Recently I shared an experience about a magazine subscription that I had cancelled only to receive as some form of “Come back sales pitch” that their Collections Dept. was holding my mailings because I had not paid for my cancelled subscription!
What I thought was the most ironic part from this ordeal is the fact that when I wrote them stating how obviously incompetent this whole charade of “customer” anything was, I posted the image of when I emailed them showing that they would be in contact with me within 2 business days. As per my posting you saw that it had already been 2 weeks and the silence was deafening. So we say to ourselves OK so what, I probably wouldn’t want to answer it either if I was some poor outsourced rep. who has to handle such things. Just make sure the thing is cancelled and they get no more notices because obviously by the tone of this persons letter we really messed up and they’re not coming back any time soon. Well, as stupid and incompetent as that thinking sounds for anyone in a business that is dying on the vine and needs every single customer it has, they just keep giving people like myself more stories to share because I’m just not that creative to make this stuff up. Nearly 30 days later I receive a what? You guessed it, a “Form Letter” about my cancellation. The italicized, underlined are my comments as I read, everything else is the actual letter.
Thank you for contacting XX XXXXXX Customer Service.
We have canceled your subscription as requested. If you have recently received or receive in the near future a billing notice, please disregard it. (as of right here I’m thinking OK it’s been almost a month but maybe they thought because my issue showed how foolish they were it took them longer because they wanted to get it right. I’ll give them the benefit of the doubt and I’ll read to hear what they have to say.)
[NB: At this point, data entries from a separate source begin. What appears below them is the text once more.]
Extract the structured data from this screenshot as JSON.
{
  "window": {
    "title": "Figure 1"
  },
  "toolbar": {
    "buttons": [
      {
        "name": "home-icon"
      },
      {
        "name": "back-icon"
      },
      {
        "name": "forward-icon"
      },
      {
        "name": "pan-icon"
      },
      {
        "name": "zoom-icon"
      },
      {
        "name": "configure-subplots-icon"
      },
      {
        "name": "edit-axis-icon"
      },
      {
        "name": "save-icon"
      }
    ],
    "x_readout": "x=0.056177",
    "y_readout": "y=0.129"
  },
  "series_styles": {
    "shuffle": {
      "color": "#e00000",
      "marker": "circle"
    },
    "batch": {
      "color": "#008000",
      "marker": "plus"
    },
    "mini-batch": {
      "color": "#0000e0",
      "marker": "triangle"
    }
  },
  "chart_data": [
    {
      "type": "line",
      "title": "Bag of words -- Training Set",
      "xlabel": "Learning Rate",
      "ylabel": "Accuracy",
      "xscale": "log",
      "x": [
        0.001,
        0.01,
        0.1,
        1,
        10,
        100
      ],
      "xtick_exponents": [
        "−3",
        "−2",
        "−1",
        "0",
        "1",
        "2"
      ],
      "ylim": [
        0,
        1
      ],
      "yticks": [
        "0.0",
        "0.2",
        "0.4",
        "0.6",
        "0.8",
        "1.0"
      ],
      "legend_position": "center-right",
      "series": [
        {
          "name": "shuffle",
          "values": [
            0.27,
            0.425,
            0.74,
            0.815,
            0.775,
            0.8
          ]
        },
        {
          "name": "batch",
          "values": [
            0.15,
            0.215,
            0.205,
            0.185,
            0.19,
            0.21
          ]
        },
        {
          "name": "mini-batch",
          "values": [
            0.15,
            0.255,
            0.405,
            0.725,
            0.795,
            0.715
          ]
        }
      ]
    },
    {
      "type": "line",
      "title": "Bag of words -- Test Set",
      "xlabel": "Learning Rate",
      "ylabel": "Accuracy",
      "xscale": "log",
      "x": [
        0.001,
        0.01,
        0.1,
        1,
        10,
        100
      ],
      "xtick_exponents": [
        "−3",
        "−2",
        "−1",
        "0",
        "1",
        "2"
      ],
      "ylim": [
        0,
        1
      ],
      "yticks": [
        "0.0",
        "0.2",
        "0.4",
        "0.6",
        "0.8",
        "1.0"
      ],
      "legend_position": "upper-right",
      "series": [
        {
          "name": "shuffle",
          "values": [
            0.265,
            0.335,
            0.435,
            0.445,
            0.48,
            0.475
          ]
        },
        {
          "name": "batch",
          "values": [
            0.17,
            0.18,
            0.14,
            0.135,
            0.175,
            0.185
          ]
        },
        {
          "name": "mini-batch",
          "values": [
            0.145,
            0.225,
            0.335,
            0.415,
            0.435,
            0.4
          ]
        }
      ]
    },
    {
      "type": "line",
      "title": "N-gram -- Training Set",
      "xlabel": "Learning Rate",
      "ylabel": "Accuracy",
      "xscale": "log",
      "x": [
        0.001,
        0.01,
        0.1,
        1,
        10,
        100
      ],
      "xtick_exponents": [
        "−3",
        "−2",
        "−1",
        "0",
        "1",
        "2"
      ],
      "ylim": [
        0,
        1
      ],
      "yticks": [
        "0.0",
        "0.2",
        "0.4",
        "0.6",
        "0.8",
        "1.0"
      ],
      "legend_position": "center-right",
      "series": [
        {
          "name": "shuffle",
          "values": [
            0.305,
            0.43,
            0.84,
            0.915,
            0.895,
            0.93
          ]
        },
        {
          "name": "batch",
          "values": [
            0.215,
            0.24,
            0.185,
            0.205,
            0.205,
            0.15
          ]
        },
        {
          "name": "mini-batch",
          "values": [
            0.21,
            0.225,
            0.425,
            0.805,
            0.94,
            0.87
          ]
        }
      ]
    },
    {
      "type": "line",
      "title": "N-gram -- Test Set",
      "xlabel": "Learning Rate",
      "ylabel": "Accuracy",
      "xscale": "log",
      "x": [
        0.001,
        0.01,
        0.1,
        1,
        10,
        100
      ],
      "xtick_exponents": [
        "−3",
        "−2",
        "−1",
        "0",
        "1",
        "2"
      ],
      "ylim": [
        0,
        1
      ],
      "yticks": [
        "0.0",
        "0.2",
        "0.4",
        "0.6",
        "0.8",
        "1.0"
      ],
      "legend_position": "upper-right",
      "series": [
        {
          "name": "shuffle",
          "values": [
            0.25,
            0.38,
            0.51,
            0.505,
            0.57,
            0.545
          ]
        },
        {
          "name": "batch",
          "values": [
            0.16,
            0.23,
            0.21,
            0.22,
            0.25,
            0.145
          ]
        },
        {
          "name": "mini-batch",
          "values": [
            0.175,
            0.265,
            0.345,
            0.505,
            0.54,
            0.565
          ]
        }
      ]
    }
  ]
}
If you paid for this subscription, we will process a refund for the unserved issues. (wait a second…my spider senses are tingling…don’t tell me this is a freaking form letter!) Please allow three to four weeks to receive the refund. If you paid by credit card, you should see a credit posted to your account within the next 7 to 10 days. You should see the credit on your printed credit card statement within 30 to 60 days depending on your billing cycle. ( If? Should? Depending? You have got to be kidding me. It is a form letter! Not only have you lost all credibility, but were better off when I just thought you were incompetent with this whole fiasco and not replying back, Now you have proved it. What an absolute waste in so many ways. This whole ordeal can be used as a case study in how NOT to stay in business and should be required learning at the Wharton.)
Because our mailing labels are preprinted, you may receive one or two more issues. Please discard them or share them with a friend. We are sorry that you are cancelling and hope that you will consider ordering with us in the future. ( First off the only thing that will be shared is just how pitiful dealing with your company has been, and second if I ever consider you in the future it will be only to share just how imbecilic this exchange has been.)
We have removed your personal information from our promotional listings. ( Excuse me if I have absolutely no faith that this means anything.)
If your information was already on our files, you may have been selected for a recent promotion. Please allow ten business days for this to become effective. After that, you will not receive future promotions. ( I would wager dollars to doughnuts I still do even if I’ve left this Earth.)
If you are just providing us with your contact information, you will not be added to the promotional listings. ( Oh boy! Just what I needed. One more conclusive sign that there was no need for me to question this was a form letter and you could care less and probably never even read my email. Just lovely. Nice touch.)
We appreciate this opportunity to be of service.( And the Coup De Grâce!)
I’ll end with a little line I made up long ago:
“Some look at things and ask why…I look at some things and say…You have got to be freakin’ kidding me!”